Inclusive and sustainable prosperity at our doorstep
These goals require careful application, and the time to have the debates about how best to apply them is now, while these world-changing techs are still in their cradles. As Musk has said, “When you’re building something smarter than you, you have to get it right on the first try.”
Whatever the eventual map of the Next Economy, one required consideration is this: Unless a technology or an algorithm is deployed in a way that improves lives, it is likely serving inequality exacerbation and, therefore, undermining social cohesion. It’s equally true that the only way for us to evade the worst outcomes of inequality and climate change will be to apply our amazing capacity for compounding innovation, thereby using our innate adaptability to literally invent a better world. We can achieve an economic construct that contemplates the wellbeing of tar sands workers as much as it does Elon Musk or David Koch; we can create the conditions where everyone determines for themselves where they best fit into the economy, and where they don’t just have to accept whatever machine-like job happens to be local to them.
Within the context of portfolio construction, what can asset managers do about all of this? We can invest in solutions where they exist and buy leading companies driving the productivity revolution, while paying special attention to the companies that are directly addressing the potential social problems that come along with this major shift. We can endeavor to look for firms that are driven by diverse leadership and are tapping into underserved markets. We can buy companies with a strong program for employee ownership and that value and invest in education for their employees and community. We can look for enterprises that have prioritized providing access to the information sphere, the distributed ledger and other techs that counter inequality on a global scale.
Can the manner of our investing be equal to the task of addressing our largest problems?
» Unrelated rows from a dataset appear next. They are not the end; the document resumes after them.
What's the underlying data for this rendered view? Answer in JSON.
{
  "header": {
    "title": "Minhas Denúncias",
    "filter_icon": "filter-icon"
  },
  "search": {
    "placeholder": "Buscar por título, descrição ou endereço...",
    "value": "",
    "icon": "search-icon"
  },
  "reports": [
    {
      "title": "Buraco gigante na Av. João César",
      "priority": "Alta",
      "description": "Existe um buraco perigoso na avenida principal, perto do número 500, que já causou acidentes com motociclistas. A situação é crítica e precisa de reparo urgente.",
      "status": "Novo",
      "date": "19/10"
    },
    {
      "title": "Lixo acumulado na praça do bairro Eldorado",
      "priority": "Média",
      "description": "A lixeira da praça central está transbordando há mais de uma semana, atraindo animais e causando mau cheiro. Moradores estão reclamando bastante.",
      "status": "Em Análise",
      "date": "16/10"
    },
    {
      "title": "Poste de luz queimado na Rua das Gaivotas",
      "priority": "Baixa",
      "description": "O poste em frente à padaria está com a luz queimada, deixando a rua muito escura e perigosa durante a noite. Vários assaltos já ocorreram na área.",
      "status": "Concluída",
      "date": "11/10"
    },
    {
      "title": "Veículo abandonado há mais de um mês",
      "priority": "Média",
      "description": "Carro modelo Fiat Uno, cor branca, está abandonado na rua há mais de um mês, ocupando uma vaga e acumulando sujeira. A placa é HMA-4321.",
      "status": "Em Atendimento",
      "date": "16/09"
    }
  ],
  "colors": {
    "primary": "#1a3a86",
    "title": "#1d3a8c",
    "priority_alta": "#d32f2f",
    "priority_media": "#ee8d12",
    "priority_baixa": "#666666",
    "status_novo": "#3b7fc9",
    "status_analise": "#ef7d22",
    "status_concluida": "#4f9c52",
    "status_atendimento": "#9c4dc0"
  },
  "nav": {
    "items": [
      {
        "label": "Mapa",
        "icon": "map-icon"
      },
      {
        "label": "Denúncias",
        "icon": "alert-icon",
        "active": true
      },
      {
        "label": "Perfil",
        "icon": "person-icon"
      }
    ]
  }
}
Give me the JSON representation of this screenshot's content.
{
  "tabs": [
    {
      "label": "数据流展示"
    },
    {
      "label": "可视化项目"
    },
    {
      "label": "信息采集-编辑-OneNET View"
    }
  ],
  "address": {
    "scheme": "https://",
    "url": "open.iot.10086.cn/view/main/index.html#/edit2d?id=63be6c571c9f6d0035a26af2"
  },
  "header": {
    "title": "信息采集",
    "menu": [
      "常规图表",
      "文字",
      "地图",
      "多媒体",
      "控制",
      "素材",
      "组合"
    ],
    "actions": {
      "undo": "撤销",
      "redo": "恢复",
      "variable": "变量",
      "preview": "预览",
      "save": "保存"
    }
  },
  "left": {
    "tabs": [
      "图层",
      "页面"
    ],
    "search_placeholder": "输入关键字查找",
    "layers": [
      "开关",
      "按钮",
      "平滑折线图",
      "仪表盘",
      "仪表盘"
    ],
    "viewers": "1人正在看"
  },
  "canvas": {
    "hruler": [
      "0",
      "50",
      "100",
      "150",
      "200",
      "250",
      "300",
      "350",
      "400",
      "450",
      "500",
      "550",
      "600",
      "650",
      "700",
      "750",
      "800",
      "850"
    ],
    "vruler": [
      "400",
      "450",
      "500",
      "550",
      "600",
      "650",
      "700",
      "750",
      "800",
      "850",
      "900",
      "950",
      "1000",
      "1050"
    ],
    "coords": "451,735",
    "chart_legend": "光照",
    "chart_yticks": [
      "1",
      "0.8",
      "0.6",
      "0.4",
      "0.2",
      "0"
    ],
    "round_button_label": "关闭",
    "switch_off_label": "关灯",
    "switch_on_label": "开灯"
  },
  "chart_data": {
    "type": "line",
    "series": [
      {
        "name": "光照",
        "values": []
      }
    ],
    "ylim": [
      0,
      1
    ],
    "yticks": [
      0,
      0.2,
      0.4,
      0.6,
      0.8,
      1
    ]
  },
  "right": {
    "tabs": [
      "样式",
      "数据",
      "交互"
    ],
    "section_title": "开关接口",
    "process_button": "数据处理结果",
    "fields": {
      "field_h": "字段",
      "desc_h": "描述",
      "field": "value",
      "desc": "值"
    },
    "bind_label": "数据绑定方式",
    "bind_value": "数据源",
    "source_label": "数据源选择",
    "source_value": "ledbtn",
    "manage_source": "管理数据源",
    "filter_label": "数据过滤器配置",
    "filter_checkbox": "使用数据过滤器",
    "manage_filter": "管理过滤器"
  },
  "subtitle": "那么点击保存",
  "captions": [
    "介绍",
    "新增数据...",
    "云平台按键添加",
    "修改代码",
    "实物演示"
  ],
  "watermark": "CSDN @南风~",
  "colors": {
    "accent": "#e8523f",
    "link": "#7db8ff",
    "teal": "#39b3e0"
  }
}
No. Is it one necessary part of the grand solution? Yes. As always, we remind you that de-risking the underlying economy, not correlating to some benchmark, is our best shot at reducing real risk and therefore realizing long-term returns.
Can it Even Be Done?
In part one of this post, we considered how dangerous inequality proved to be for past human civilizations. But what about civilizations that may have avoided this trap? Examples of societies persisting for a long time without running into this risk are painfully scarce, yet recent evidence indicates there was one right here in North America that lasted for 500 years.
“New archaeological finds at Teotihuacán suggest something astounding: It flourished without a massive underclass,” reads one headline. “How did the Teotihuacános accomplish this? …it’s possible that the city’s wealth from trading and other economic activity was spread throughout a population that lacked or even actively suppressed strong social class distinctions.”
Evidently, it can be done.
However the Teotihuacános accomplished their equally shared prosperity, they did it without many of the means we have at our disposal. We now have the tools to create our own five centuries of prosperity. “It’ll never work” is not an excuse.